Sorry, forgot to answer this one in last email. Yes, 'R' is only used in metric expression
currently. But I remember there were some discussions on using this for perf record.
This modifier might be used consistently in both record and stat.

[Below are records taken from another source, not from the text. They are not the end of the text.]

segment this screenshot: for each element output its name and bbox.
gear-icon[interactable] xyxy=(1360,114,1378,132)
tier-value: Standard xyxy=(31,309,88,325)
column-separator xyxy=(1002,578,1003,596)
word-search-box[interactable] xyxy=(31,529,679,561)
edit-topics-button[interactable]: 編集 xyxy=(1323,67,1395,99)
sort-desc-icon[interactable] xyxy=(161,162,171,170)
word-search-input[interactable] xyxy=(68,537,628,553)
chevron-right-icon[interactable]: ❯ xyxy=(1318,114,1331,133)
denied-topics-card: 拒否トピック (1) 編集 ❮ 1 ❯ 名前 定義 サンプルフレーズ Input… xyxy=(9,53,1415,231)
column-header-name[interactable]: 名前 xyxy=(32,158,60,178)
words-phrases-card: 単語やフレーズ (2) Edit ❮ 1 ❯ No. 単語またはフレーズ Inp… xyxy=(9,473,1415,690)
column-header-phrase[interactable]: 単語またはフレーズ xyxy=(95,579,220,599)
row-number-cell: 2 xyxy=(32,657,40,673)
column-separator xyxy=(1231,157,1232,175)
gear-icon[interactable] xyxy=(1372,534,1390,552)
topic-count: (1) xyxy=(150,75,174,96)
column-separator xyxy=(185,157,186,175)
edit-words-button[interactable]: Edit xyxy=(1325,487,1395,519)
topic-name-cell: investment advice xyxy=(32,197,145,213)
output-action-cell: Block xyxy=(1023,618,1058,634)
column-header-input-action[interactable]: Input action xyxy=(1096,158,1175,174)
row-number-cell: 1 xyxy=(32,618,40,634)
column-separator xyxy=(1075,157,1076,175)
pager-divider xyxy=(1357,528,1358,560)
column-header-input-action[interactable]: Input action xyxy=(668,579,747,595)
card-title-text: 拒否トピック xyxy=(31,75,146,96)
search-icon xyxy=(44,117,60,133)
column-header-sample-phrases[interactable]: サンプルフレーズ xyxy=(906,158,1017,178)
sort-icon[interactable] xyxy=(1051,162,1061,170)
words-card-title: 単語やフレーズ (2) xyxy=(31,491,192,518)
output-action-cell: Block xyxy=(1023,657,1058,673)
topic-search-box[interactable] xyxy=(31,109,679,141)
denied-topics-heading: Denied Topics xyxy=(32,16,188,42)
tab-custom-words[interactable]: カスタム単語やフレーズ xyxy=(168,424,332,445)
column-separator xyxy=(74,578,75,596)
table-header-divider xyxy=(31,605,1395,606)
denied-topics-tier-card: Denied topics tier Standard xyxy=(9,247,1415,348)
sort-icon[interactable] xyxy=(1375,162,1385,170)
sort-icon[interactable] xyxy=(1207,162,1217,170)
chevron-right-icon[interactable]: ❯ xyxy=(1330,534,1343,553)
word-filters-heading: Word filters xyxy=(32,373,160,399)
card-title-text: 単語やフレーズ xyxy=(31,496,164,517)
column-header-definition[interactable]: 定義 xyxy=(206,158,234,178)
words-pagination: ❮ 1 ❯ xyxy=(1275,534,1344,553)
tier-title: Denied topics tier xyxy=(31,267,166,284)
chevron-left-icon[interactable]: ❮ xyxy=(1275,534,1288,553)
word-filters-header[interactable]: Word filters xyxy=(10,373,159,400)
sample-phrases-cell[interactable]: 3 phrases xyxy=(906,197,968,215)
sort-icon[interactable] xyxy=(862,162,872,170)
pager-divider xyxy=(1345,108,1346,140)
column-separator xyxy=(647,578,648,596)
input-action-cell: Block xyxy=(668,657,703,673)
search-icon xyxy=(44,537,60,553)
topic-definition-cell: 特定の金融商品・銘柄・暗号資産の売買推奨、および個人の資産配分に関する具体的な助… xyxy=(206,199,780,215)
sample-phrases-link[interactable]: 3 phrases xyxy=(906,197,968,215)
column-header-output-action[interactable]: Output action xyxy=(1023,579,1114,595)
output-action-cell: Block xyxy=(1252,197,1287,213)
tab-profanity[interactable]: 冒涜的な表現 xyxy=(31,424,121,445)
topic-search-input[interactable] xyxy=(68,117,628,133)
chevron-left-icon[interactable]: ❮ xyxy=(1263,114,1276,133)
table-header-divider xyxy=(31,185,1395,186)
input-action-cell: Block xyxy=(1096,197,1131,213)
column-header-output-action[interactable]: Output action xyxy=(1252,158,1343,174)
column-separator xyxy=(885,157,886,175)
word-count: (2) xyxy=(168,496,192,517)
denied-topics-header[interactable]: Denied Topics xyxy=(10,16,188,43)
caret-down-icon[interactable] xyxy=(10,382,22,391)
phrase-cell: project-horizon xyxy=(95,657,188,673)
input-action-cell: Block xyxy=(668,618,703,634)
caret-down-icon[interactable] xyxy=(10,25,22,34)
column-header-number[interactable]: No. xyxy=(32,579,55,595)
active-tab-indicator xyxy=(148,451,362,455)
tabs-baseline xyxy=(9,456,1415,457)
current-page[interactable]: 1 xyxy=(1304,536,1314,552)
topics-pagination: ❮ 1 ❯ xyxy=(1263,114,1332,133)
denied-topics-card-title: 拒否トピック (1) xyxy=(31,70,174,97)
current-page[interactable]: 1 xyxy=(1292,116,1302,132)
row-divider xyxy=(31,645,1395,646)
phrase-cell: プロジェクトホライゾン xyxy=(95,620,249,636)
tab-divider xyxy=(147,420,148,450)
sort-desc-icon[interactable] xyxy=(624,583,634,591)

I will update the comment about '@'.

Thanks,
Weilin

> >
> >
> > > + */
> > > + char *p = strstr(id, ":R");
> > > + char *p1 = strstr(id, "@R");
> > > +
> > > + if (p == NULL && p1) {
> > > + p = strstr(p1+1, "@R");
> > > + if (p == NULL)
> > > + p = p1;
> > > + p = p+1;
> > > + }
> > > +
> > > + if (p) {
> > > + char *name;
> > > + char *at;
> > > + struct tpebs_event *new_event = malloc(sizeof(struct
> > tpebs_event));
> > >
> > > - pr_debug("found event %s\n", id);
> > > + if (!new_event)
> > > + return -ENOMEM;
> > > +
> > > + new_event->tpebs_name = strdup(id);
> > > + *p = '\0';
> >
> > I think 'p' points to the 'id' string ("cur->pkey"). Is it ok to
> > change it here?
> > I guess you may want to do it on the tpebs_name.
>
> If I understand your question correctly:
>
> The tpebs_name wants to keep the full name with the modifier. But for the
> rest places, we don't need to keep this modifier in the name. So we could
> change 'p' like this.
>
> Thanks,
> Weilin
>
> >
> > Thanks,
> > Namhyung
> >
> >
> > > + name = malloc(strlen(id) + 2);
> > > + if (!name)
> > > + return -ENOMEM;
> > > +
> > > + at = strchr(id, '@');
> > > + if (at != NULL) {
> > > + *at = '/';
> > > + at = strchr(id, '@');
> > > + *at = '/';
> > > + strcpy(name, id);
> > > + strcat(name, "p");
> > > + } else {
> > > + strcpy(name, id);
> > > + strcat(name, ":p");
> > > + }
> > > + new_event->name = name;
> > > + *tpebs_event_size += 1;
> > > + pr_debug("retire_latency required, tpebs_event_size=%lu,
> > new_event=%s\n",
> > > + *tpebs_event_size, new_event->name);
> > > + list_add_tail(&new_event->nd, tpebs_events);
> > > + continue;
> > > + }
> > >